For this guide, we will use a 28BYJ-48 stepper motor and control it through ULN2003 motor driver.
28BYJ-48 Stepper Motor
This is the most commonly used stepper motor in low power industrial and most famously in hobbyist projects.
28BYJ-48 is a uni-polar 5V stepper motor that takes electrical signals as input and rotates by converting these input signals into mechanical rotation. It consists of 4 stationary coils rated at +5V. These coils are known as a stator and make a ring around the rotor. Because of 5 volts operating voltage, we can easily drive this motor from any microcontroller such as ESP32, ESP8266, Arduino or TM4C123 Tiva Launchpad, etc. It has a 1/64 reduction gear set and therefore moves in precise 512 steps per revolution. These motors are silent in comparison to other DC motors and servo motors. You can achieve positional control easily without needing extra circuitry and components.
This stepper motor has a stride angle of 5.625 degrees. That means 28BYJ-48 will complete one revolution in (360/5.625) 64 steps by taking one step at a time and in one step it covers a 5.625-degree distance. However, the stepper motor can also be used in full-step mode. In full-step mode, the angle of each step is 11.25 degrees. That means the motor completes its one revolution in 32 steps instead( 360/11.25).

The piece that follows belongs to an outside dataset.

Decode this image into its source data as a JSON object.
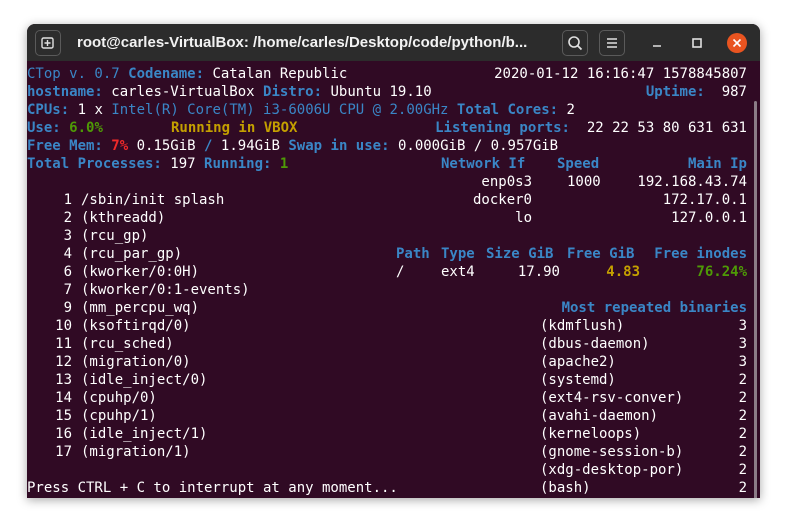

Therefore, in order to move one step forward or backward, the coils of the motor energize with a particular sequence.
Steps per Revolution & Step Angle
The output shaft of this particular stepper motor is driven through a gear ratio of 64:1 that is also known as the speed variation ratio. This suggests that after the inside motor rotates 64 times then the shaft will complete one rotation.
Therefore we can conclude that:
- In order to complete one full rotation of the shaft a total of 2048 steps will be required. This is known as the steps per revolution calculated by multiplying 32 and 64 (32×64=2048).
- Moreover, this will enable the motor to have a step angle of 360º/2048 steps = 0.18º/step.
- It is a unipolar 5 pin coil with a rated DC voltage of 5V.
- Has 4 phases with a stride angle of 5.625°/64.
- Speed variation ratio is 1/64
- The frequency of this stepper motor is 100Hz and insulated power is 600VAC/1mA/1s.
- The half-step method is recommended for driving this stepper motor.
- The value of pull in torque for a stepper motor is 300 gf-cm.
The following figure shows the pinout diagram of 28BYJ-48 stepper motor. It consists of 5 pins. Out of these 5 pins, four pins are used to provide sequence logic to the coils and one pin is a +5 volts supply pin.
Pin Configuration Details
|Pin Number||Coil Number||Colour|
Coil 1-Coil 4: These are coils used to control the step sequence of the stepper motor. One end of each coil is connected with +5V and the other end will be connected with ULN2003 driver output.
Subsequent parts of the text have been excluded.